Dalam standarisasi kamus, yang
terpenting, semua fungsi kamus terpenuhi, yaitu menjelaskan (1) makna kata atau
syarah ma’na, (2) cara pelafalan kata atau bayan nutq, (3) huruf hijaiyah atau
bayan hija’, (4) akar kata atau ta’shil isytiqaqi, (5) informasi morfologis dan
sintaksis, (6) informasi penggunaan kata atau isti’mal, (7) dan informasi lain
yang diperlukan terkait bahasa dan sebagainya.
Standarisasi yang dipakai untuk
mengevaluasi kamus versi cetak, beberapa poin yang terkait subtansi kamus, bisa
diterapkan untuk mengukur kamus elektronik. Namun sebenarnya, standar untuk
kamus elektronik bisa lebih banyak. Untuk melihat baik tidaknya software,
misalnya, ia kompatibel untuk semua sistem operasional gadget dari yang versi
lama hingga baru. Tampilan (interface) kamus elektronik diusahakan menarik,
mudah penggunaannya, lengkap fiturnya.
Berbincang tentang fitur sebuah
software, hampir setiap tahun selalu muncul inovasi baru terkait dengan
pesatntya perkembangan teknologi informasi dan komunikasi. Misalnya, kamus
elektronik sudah terhubung dengan media sosial, hasil terjemahan bisa disimpan
dan dibagikan, kamus elektronik tidak hanya bilingual apalagi monolingual tapi
sudah multilingual. Dalam versi elektronik, kamus bisa dilengkapi fitur text to
speech dan sebaliknya sebagai ganti navite speaker.

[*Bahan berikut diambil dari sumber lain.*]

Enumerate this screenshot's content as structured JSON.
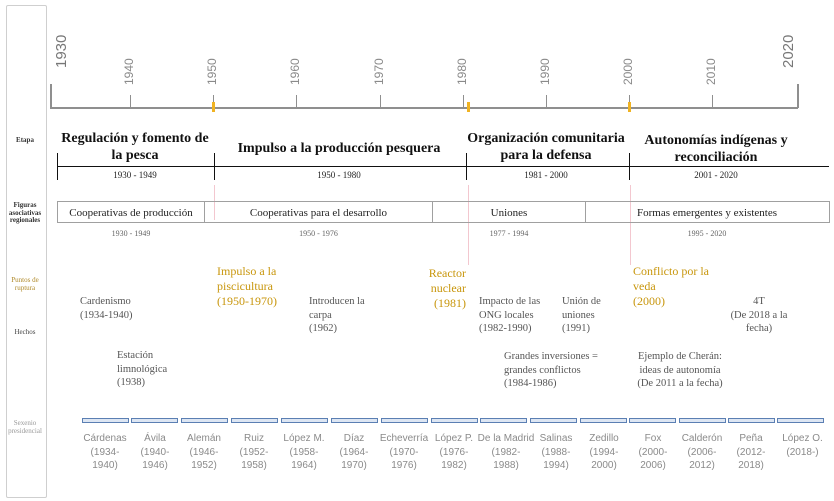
{
  "row_labels": {
    "etapa": "Etapa",
    "figuras": "Figuras asociativas regionales",
    "puntos": "Puntos de ruptura",
    "hechos": "Hechos",
    "sexenio": "Sexenio presidencial"
  },
  "years": [
    "1930",
    "1940",
    "1950",
    "1960",
    "1970",
    "1980",
    "1990",
    "2000",
    "2010",
    "2020"
  ],
  "stages": [
    {
      "title": "Regulación y fomento de la pesca",
      "range": "1930 - 1949"
    },
    {
      "title": "Impulso a la producción pesquera",
      "range": "1950 - 1980"
    },
    {
      "title": "Organización comunitaria para la defensa",
      "range": "1981 - 2000"
    },
    {
      "title": "Autonomías indígenas y reconciliación",
      "range": "2001 - 2020"
    }
  ],
  "associations": [
    {
      "label": "Cooperativas de producción",
      "range": "1930 - 1949"
    },
    {
      "label": "Cooperativas para el desarrollo",
      "range": "1950 - 1976"
    },
    {
      "label": "Uniones",
      "range": "1977 - 1994"
    },
    {
      "label": "Formas emergentes y existentes",
      "range": "1995 - 2020"
    }
  ],
  "breakpoints": [
    {
      "title": "Impulso a la piscicultura",
      "years": "(1950-1970)"
    },
    {
      "title": "Reactor nuclear",
      "years": "(1981)"
    },
    {
      "title": "Conflicto por la veda",
      "years": "(2000)"
    }
  ],
  "facts": [
    {
      "title": "Cardenismo",
      "years": "(1934-1940)"
    },
    {
      "title": "Estación limnológica",
      "years": "(1938)"
    },
    {
      "title": "Introducen la carpa",
      "years": "(1962)"
    },
    {
      "title": "Impacto de las ONG locales",
      "years": "(1982-1990)"
    },
    {
      "title": "Unión de uniones",
      "years": "(1991)"
    },
    {
      "title": "Grandes inversiones = grandes conflictos",
      "years": "(1984-1986)"
    },
    {
      "title": "Ejemplo de Cherán: ideas de autonomía",
      "years": "(De 2011 a la fecha)"
    },
    {
      "title": "4T",
      "years": "(De 2018 a la fecha)"
    }
  ],
  "presidents": [
    {
      "name": "Cárdenas",
      "years": "(1934-",
      "years2": "1940)"
    },
    {
      "name": "Ávila",
      "years": "(1940-",
      "years2": "1946)"
    },
    {
      "name": "Alemán",
      "years": "(1946-",
      "years2": "1952)"
    },
    {
      "name": "Ruiz",
      "years": "(1952-",
      "years2": "1958)"
    },
    {
      "name": "López M.",
      "years": "(1958-",
      "years2": "1964)"
    },
    {
      "name": "Díaz",
      "years": "(1964-",
      "years2": "1970)"
    },
    {
      "name": "Echeverría",
      "years": "(1970-",
      "years2": "1976)"
    },
    {
      "name": "López P.",
      "years": "(1976-",
      "years2": "1982)"
    },
    {
      "name": "De la Madrid",
      "years": "(1982-",
      "years2": "1988)"
    },
    {
      "name": "Salinas",
      "years": "(1988-",
      "years2": "1994)"
    },
    {
      "name": "Zedillo",
      "years": "(1994-",
      "years2": "2000)"
    },
    {
      "name": "Fox",
      "years": "(2000-",
      "years2": "2006)"
    },
    {
      "name": "Calderón",
      "years": "(2006-",
      "years2": "2012)"
    },
    {
      "name": "Peña",
      "years": "(2012-",
      "years2": "2018)"
    },
    {
      "name": "López O.",
      "years": "(2018-)",
      "years2": ""
    }
  ]
}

Intinya, standar kamus elektronik
harus lengkap, cepat, mudah, praktis, menarik dan murah. Satu hal lagi, menurut
penulis, kelebihan kamus elektronik dibanding kamus konvensional. Yaitu,
kemudahan bagi pengembang untuk merevisi dan meng-update database kamus
elektronik sehingga isi, fitur dan performance kamus selalu baru sesuai dengan
perkembangan teknologi dan kebutuhan masyarakat pengguna kamus elektronik.
Kemudahan merevisi kamus itu,
penulis rasa sulit diterapkan untuk kamus versi cetak. Sebab, untuk merevisi
dan menambah entri kata, tidak mudah. Perlu waktu dan juga biaya cetak. Lain
halnya dengan kamus elektronik, apalagi kamus berbasis website, proses update
data bisa dilakukan cepat dan relatif lebih murah. Oleh karena, jika ada kamus
elektronik “ketinggalan zaman”, maka kamus itu bisa dikatakan “ketinggalan
zaman” dan akan ditinggalkan oleh pengguna.